Le procès ELF n’y changera rien : Les affaires continuent18/07/20032003Journal/medias/journalnumero/images/2003/07/une1824.jpg.445x577_q85_box-0%2C104%2C1383%2C1896_crop_detail.jpg

Leur société

Le procès ELF n’y changera rien : Les affaires continuent

Le procès Elf aura duré trois mois et demi. Il s'est terminé lundi 7 juillet par la plaidoirie des avocats d'André Tarallo, l'ancien "monsieur Afrique" du groupe pétrolier. Les verdicts seront rendus en novembre.

Avec Le Floch-Prigent et Sirven, Tarallo était le troisième "gros poisson" d'Elf, mis en cause dans le détournement de centaines de millions de francs. Pour sa défense, ses avocats ont expliqué que leur client n'avait été que le serviteur attentionné de chefs d'Etat africains lorsqu'il alimentait pour eux des comptes secrets en Suisse, et particulièrement d'Omar Bongo, le dictateur gabonais.

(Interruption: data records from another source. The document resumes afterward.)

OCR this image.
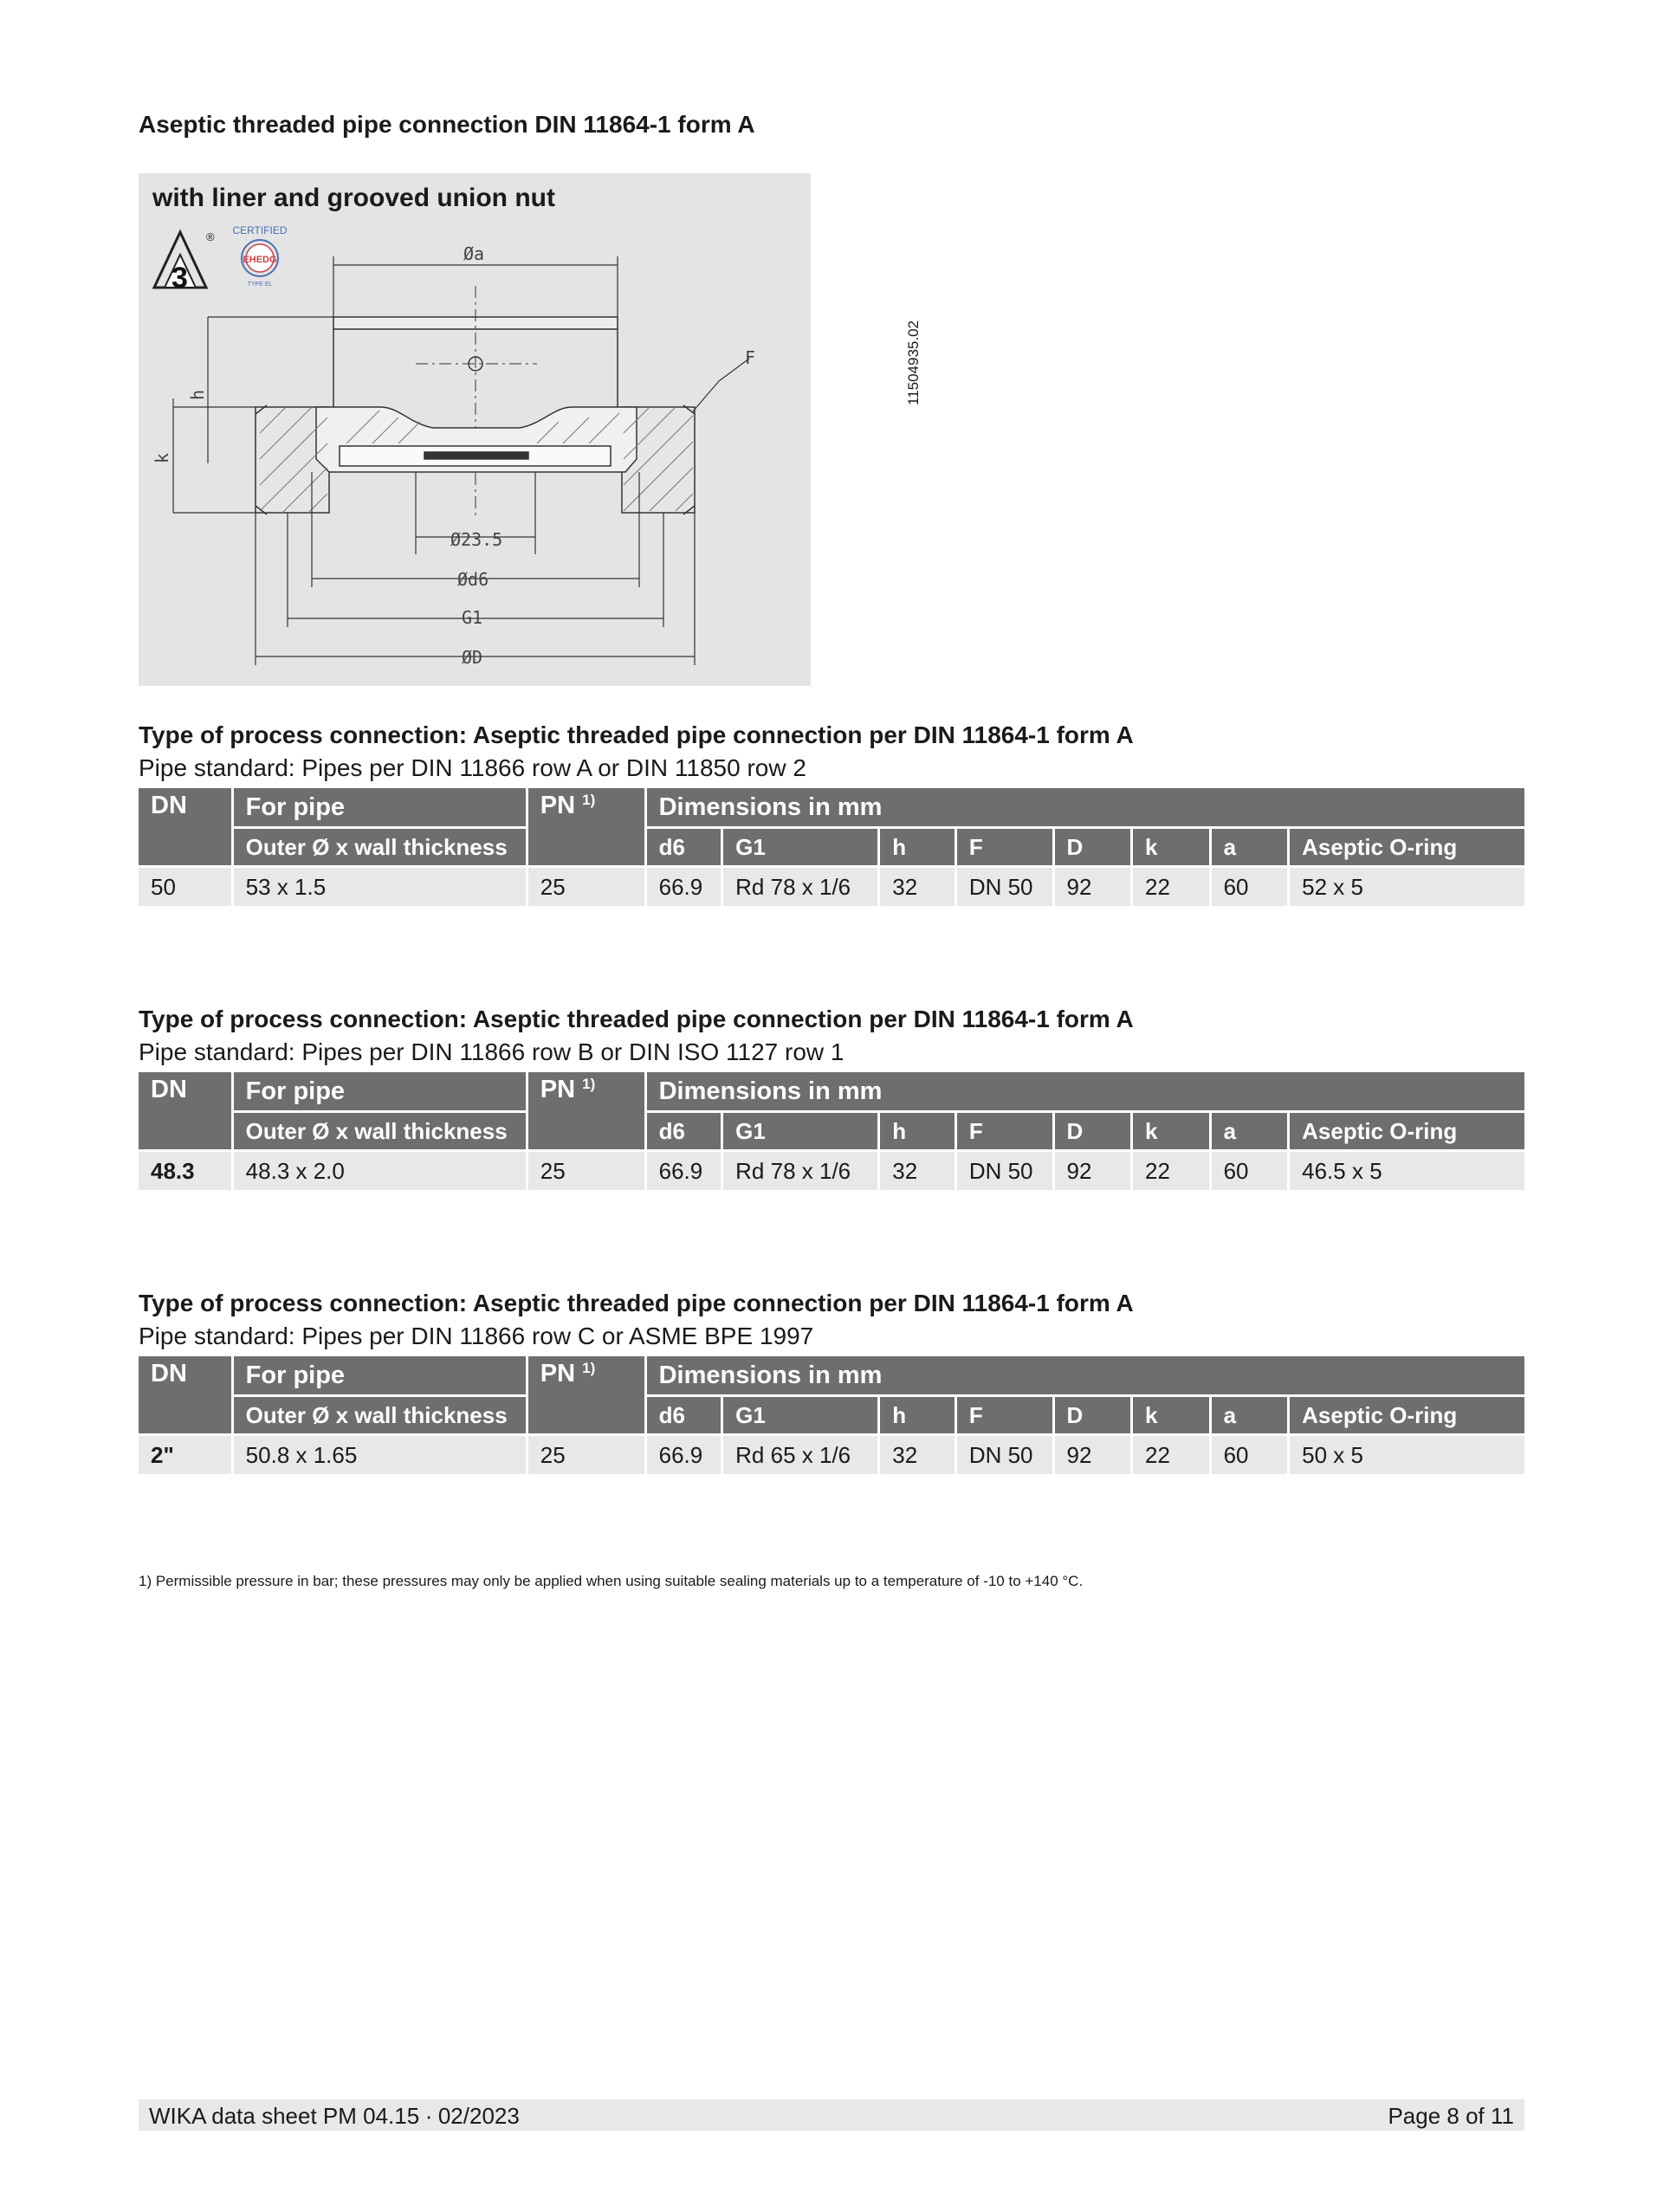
Aseptic threaded pipe connection DIN 11864-1 form A
with liner and grooved union nut
11504935.02
3
® CERTIFIED
EHEDG
TYPE EL
Øa
F
h
k
Ø23.5
Ød6
G1
ØD
Type of process connection: Aseptic threaded pipe connection per DIN 11864-1 form A
Pipe standard: Pipes per DIN 11866 row A or DIN 11850 row 2
DN	For pipe	PN $^{1)}$	Dimensions in mm							
	Outer Ø x wall thickness		d6	G1	h	F	D	k	a	Aseptic O-ring
50	53 x 1.5	25	66.9	Rd 78 x 1/6	32	DN 50	92	22	60	52 x 5
Type of process connection: Aseptic threaded pipe connection per DIN 11864-1 form A
Pipe standard: Pipes per DIN 11866 row B or DIN ISO 1127 row 1
DN	For pipe	PN $^{1)}$	Dimensions in mm							
	Outer Ø x wall thickness		d6	G1	h	F	D	k	a	Aseptic O-ring
48.3	48.3 x 2.0	25	66.9	Rd 78 x 1/6	32	DN 50	92	22	60	46.5 x 5
Type of process connection: Aseptic threaded pipe connection per DIN 11864-1 form A
Pipe standard: Pipes per DIN 11866 row C or ASME BPE 1997
DN	For pipe	PN $^{1)}$	Dimensions in mm							
	Outer Ø x wall thickness		d6	G1	h	F	D	k	a	Aseptic O-ring
2"	50.8 x 1.65	25	66.9	Rd 65 x 1/6	32	DN 50	92	22	60	50 x 5
1) Permissible pressure in bar; these pressures may only be applied when using suitable sealing materials up to a temperature of -10 to +140 °C.
WIKA data sheet PM 04.15 ∙ 02/2023	Page 8 of 11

Pour le reste, Tarallo plaide "non coupable".

Qu'il ait été le valet de luxe du groupe Elf en Afrique, c'est vrai; qu'il ait été complice de l'enrichissement fabuleux de dictateurs africains en affaires avec Elf, c'est tout aussi vrai. Dans les affaires du groupe pétrolier, à des positions différentes, les Tarallo ou les Bongo ne sont de toute façon que des commis. Lors des réquisitoires, cinq ans de prison ont été demandés contre Le Floch-Prigent, huit contre Sirven et Tarallo dont le système de défense n'a, semble-t-il, convaincu personne.

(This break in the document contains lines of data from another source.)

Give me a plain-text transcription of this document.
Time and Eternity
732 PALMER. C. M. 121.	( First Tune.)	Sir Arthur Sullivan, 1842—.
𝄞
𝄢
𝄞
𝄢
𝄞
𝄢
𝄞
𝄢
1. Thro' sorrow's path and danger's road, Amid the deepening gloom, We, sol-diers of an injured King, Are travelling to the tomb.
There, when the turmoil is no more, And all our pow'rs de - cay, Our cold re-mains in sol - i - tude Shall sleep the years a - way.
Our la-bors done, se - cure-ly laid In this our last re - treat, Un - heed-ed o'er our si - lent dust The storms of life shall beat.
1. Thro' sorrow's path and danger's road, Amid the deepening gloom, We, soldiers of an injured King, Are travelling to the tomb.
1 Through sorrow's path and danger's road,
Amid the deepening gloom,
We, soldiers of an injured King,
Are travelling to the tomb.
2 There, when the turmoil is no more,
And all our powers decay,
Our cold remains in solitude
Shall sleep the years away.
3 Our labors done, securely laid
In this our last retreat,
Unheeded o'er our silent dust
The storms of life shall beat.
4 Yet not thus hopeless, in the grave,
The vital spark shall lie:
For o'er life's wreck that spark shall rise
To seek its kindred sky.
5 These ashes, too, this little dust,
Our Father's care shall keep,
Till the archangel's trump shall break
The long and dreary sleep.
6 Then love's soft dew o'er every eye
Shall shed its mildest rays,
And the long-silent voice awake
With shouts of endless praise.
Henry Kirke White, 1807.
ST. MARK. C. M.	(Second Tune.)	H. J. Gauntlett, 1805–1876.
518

Mais sur le fond, qu'est-ce que cela changera pour les peuples d'Afrique dont les gouvernants sont soutenus hier par Elf, aujourd'hui TotalFinaElf ? Qu'est-ce que cela changera aux méthodes d'exploitation et de pillage du groupe pétrolier en Afrique et ailleurs ? Rien, car à aucun moment n'ont été mis en cause dans ce procès ni les milliards de profits engrangés sous la direction de Le Floch-Prigent ni à plus forte raison les méthodes qui permettent ce résultat, et dont l'argent de la corruption n'est finalement qu'un peu d'huile versée dans le système pour qu'il continue de prospérer; des "méthodes" qui ne sont pas celles du seul groupe Elf mais de tous les grands groupes capitalistes de la planète.

Ce procès, dont on disait qu'il allait faire "exploser la République" n'aura été qu'un pétard mouillé. Il n'aura pas bousculé grand-monde parmi ces politiciens de droite comme de gauche qui ont profité de la manne du groupe pétrolier, cela vaut aussi bien pour Chirac que pour les Mitterrand, père et fils ou encore Roland Dumas. Tous en sortent indemnes.

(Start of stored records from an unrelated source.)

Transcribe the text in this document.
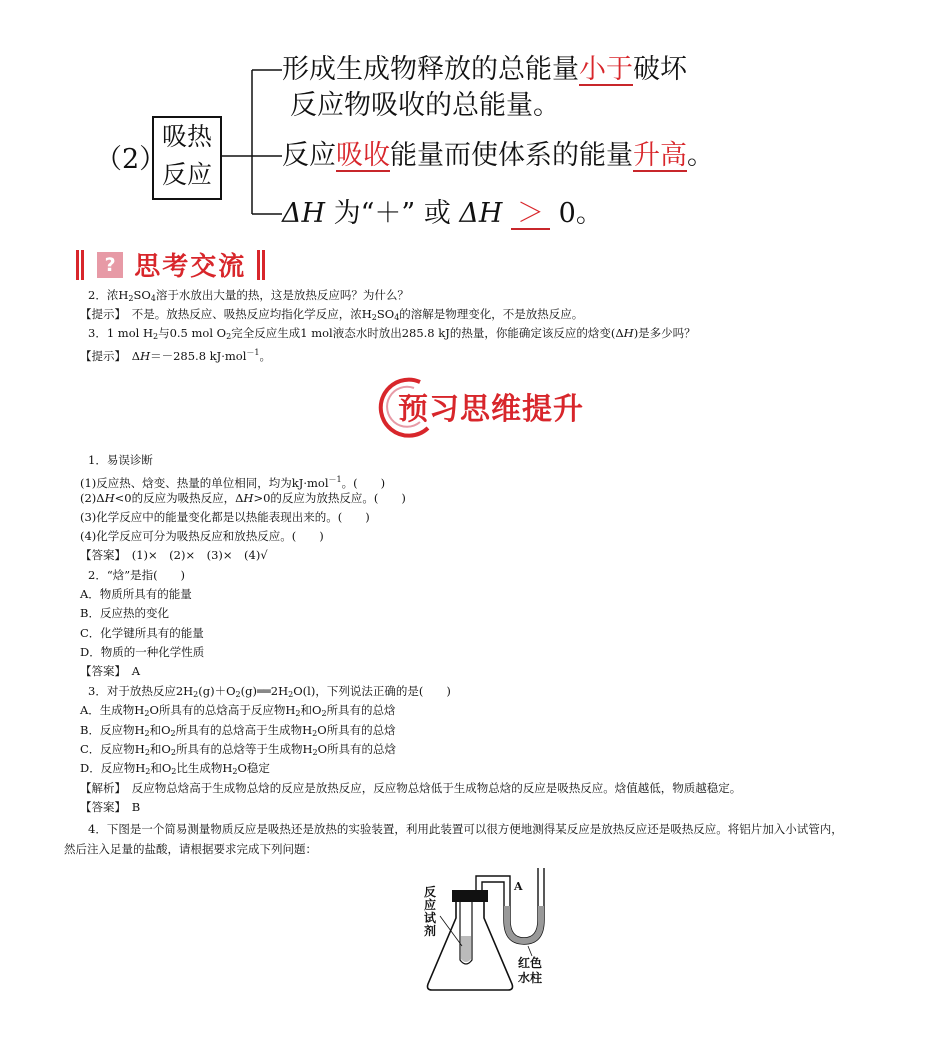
（2）
吸热
反应
形成生成物释放的总能量小于破坏
反应物吸收的总能量。
反应吸收能量而使体系的能量升高。
ΔH 为“＋” 或 ΔH ＞ 0。
? 思考交流
2．浓$H_2SO_4$溶于水放出大量的热，这是放热反应吗？为什么？
【提示】　不是。放热反应、吸热反应均指化学反应，浓$H_2SO_4$的溶解是物理变化，不是放热反应。
3．1 mol $H_2$与0.5 mol $O_2$完全反应生成1 mol液态水时放出285.8 kJ的热量，你能确定该反应的焓变(ΔH)是多少吗？
【提示】　ΔH＝－285.8 kJ·mol$^{-1}$。
预习思维提升
1．易误诊断
(1)反应热、焓变、热量的单位相同，均为kJ·mol$^{-1}$。(　　)
(2)ΔH<0的反应为吸热反应，ΔH>0的反应为放热反应。(　　)
(3)化学反应中的能量变化都是以热能表现出来的。(　　)
(4)化学反应可分为吸热反应和放热反应。(　　)
【答案】　(1)×　(2)×　(3)×　(4)√
2．“焓”是指(　　)
A．物质所具有的能量
B．反应热的变化
C．化学键所具有的能量
D．物质的一种化学性质
【答案】　A
3．对于放热反应$2H_2(g)+O_2(g)══2H_2O(l)$，下列说法正确的是(　　)
A．生成物$H_2O$所具有的总焓高于反应物$H_2$和$O_2$所具有的总焓
B．反应物$H_2$和$O_2$所具有的总焓高于生成物$H_2O$所具有的总焓
C．反应物$H_2$和$O_2$所具有的总焓等于生成物$H_2O$所具有的总焓
D．反应物$H_2$和$O_2$比生成物$H_2O$稳定
【解析】　反应物总焓高于生成物总焓的反应是放热反应，反应物总焓低于生成物总焓的反应是吸热反应。焓值越低，物质越稳定。
【答案】　B
4．下图是一个简易测量物质反应是吸热还是放热的实验装置，利用此装置可以很方便地测得某反应是放热反应还是吸热反应。将铝片加入小试管内，
然后注入足量的盐酸，请根据要求完成下列问题：
反
应
试
剂
A
红色
水柱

Quant aux pratiques mises en lumière au cours des audiences, elles n'ont fait que lever - un peu - le voile sur la nature du capitalisme: une machine à engranger des profits, qui pour les besoins de cette cause arrose au passage quelques intermédiaires.

Mais ces pratiques ne peuvent que continuer. On parle déjà dans la presse d'une autre enquête sur la destination de quelque 70 millions de dollars versés par Elf lors d'un contrat signé avec le Nigeria en 1995. A cette époque, ce n'était déjà plus Le Floch-Prigent mais son successeur Jaffré (aujourd'hui chez Alstom) qui était à la tête d'Elf. Et ce dernier a déjà eu l'occasion de justifier, en marge de ce procès, la "méthode" des pots-de-vin, indispensables au bon fonctionnement du système.

Les affaires continuent. Et les "affaires" également, du moins tant qu'on n'en aura pas fini avec le capitalisme.